Поджарая фигурка снова стала кланяться с теми же характерными ужимками и плутоватою почтительностью.
— Ми… так… фактор тутейши, гасшпидин Гершко, — отрекомендовался еврейчик. — Мозже гасшпидин бароон сгхоче спасшйлаць куцы, альбо мозже сшто пакупиць — то хэто ми… ми усшё мозжвем.

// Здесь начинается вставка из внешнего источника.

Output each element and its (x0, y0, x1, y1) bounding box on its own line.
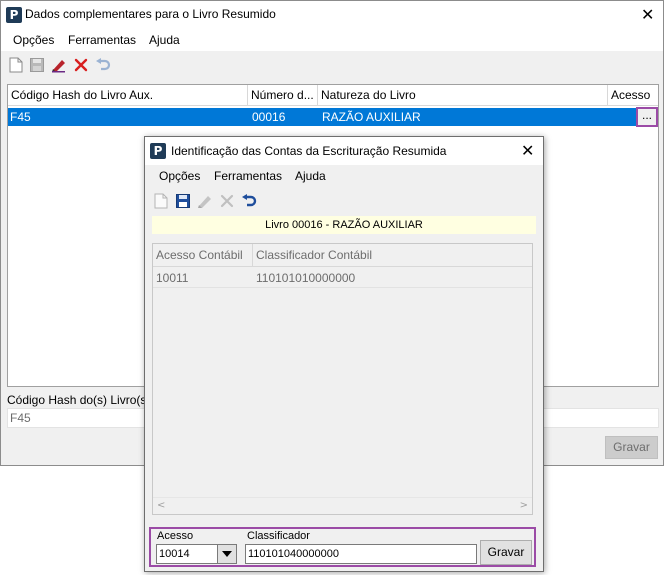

Хвалынцев объявил, что ему ровно ничего не нужно, но фигурка не удалялась. Она только ответила покорнейшим поклоном и продолжала, как ни в чем не бывало, стоять у двери, высматривая что делают, о чем говорят и какие вещи раскладывают новоприбывшие.
— Что же вы тут стоите еще? — обернулся на фигурку Хвалынцев.
— Ми… так… мозже тен пан цось потребуе?[74] — пронырливо вильнул Гершко носом и глазами на Свитку, словно бы каким-то инстинктивным нюхом угадывая в нем поляка.
— Ниц, муй коханы!
"Гасшпидин" Гершко опять наипочтительнейше поклонился на это, но опять-таки настойчиво, хоть и плутовато-смиренно, продолжал занимать свой пост у двери и высматривать всякую малейшую мелочь своими хитрыми, внимательными глазами.
Хвалынцев вопросительно-строгим взглядом окинул назойливого еврея.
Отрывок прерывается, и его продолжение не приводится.